I wish I had a pithy one-liner for this. The best advice I received on building a training program was to put the extra effort into targeting the audience. It was really stressful for me to plan this out on the back-end at first, in order to actually create and maintain accurate transcript assignments. But then I remembered being a writer early on in my career and having to take anti-corruption training when I had literally no contact with government officials, and if I did, I had nothing I could reasonably offer them. How are you supposed to engage with content that takes up to an hour of your already busy day and teaches you nothing of practical value to your job? It’s worth it not to put people through that – even if it requires a lot of quality assurance behind the scenes to get the right filters in place.

Q7. What are your training pet hates?

I can’t stand training that is disingenuous, cheesy, full of easily dated cultural references or slang, or that otherwise tries too hard to be hip and edgy. And while I think there are some great gamification models out there, there are many more that are sort of half-baked homages to classic games with some stodgy policy-language shoehorned in. As a gamer myself, it’s really hard for me to watch a demo like this and hear a pitch that amounts to: “Engineers will love this!” Yeah, I’m not so sure about that.

Q8. What’s been your biggest success and why?

Building out a compliance training and communications program that went from paltry participation to 99%+ completion rate in just under three years. There’s tons of room to improve, expand, and mature, but I’m incredibly proud of what we’ve accomplished in such a short time, and for such a small team.

Q9. What innovations are you seeing in current training and do you think there is anything missing currently?

I appreciate a clean, modern, global aesthetic in all trainings, and I especially love video-based courses. I think more compliance learning should take the shape of a short-form documentary or master class that really engages learners from the start, and gives them access to knowledge that they actually want to share and discuss with their peers. I also think there’s a huge gap in the amount of accessible courseware on the market – training that thoughtfully accommodates users of all abilities.

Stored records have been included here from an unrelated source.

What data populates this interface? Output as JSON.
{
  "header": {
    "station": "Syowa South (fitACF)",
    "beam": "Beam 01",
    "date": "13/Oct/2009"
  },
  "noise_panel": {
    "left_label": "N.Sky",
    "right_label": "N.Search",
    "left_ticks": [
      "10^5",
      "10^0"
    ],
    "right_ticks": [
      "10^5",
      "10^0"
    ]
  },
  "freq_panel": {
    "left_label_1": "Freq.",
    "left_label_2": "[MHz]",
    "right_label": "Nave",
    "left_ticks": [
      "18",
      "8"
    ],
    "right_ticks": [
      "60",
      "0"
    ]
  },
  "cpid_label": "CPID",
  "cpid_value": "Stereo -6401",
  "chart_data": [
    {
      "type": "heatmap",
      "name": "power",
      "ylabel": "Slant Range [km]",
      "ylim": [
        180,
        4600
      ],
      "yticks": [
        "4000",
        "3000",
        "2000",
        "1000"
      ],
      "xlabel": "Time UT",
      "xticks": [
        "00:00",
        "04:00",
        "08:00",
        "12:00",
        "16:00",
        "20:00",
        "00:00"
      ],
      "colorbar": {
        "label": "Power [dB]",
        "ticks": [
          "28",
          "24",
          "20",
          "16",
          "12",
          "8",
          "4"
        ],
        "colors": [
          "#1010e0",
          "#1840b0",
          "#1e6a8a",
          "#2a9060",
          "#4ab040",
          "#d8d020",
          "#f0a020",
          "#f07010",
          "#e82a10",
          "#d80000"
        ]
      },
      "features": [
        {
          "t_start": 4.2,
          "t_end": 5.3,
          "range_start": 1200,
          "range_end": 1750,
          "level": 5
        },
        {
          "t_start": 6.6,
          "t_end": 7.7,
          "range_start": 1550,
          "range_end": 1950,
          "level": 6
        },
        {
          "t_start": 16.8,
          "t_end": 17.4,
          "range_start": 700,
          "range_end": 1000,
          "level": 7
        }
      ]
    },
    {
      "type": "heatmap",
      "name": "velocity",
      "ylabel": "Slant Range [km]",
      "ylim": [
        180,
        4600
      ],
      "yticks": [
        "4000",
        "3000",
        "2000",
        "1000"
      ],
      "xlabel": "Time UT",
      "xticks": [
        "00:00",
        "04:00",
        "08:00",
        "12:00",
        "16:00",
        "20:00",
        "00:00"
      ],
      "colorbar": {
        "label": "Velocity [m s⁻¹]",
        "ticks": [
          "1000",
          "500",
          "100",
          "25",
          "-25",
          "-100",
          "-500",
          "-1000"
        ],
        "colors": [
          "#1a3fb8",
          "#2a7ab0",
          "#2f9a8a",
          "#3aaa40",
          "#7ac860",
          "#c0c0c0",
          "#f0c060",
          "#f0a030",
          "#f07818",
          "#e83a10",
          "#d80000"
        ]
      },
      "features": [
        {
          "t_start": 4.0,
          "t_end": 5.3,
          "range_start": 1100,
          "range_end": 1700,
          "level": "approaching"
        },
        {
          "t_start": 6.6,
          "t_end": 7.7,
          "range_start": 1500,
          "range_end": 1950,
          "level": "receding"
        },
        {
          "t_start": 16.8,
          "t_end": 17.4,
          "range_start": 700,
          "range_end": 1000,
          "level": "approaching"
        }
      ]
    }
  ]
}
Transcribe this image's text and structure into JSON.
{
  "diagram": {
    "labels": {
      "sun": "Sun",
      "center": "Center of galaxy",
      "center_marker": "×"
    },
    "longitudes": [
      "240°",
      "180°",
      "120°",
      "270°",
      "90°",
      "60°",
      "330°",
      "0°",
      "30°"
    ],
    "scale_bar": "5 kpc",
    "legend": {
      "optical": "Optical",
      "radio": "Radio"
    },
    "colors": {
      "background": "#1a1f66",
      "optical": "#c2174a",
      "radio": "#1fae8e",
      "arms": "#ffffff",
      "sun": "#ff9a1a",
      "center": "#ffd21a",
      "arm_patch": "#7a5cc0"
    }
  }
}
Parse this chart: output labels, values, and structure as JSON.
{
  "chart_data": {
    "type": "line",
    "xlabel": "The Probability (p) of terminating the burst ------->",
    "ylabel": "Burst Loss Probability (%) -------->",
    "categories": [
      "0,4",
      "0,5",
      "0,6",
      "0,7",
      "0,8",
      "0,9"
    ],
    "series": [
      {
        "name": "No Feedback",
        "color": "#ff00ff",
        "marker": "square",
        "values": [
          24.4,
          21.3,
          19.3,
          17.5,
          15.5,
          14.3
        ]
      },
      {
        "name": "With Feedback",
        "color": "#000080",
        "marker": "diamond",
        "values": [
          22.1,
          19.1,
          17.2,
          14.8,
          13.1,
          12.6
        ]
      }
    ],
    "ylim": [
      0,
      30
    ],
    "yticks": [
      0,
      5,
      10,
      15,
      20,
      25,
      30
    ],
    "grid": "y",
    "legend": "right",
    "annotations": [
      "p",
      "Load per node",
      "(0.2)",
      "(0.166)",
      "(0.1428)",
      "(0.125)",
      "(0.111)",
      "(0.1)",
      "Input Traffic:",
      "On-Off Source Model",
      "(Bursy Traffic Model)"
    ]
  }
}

Q10. If you could give one piece of advice to anyone thinking of training their employees, what would it be?

Focus on the human aspect. Yes, you have regulatory requirements and board mandates, and all manner of internal expectations to contend with. But you’re not going to win the people over by prioritizing prohibitions and punishments. Teach people how to be thoughtful, respectful, and ethical leaders. Show them how to make decisions that honor your corporate values, so they know how to measure their successes in those same terms. Respect their time, and give them content that is relevant to their job function. Think less about the boxes you need to check, and more about the people, and I promise you it will make a difference, not just in your completion rates, but in how engaged and invested your employees are.

“…there is nothing that tells a learner you care more about their experience than tailoring the content to your company.”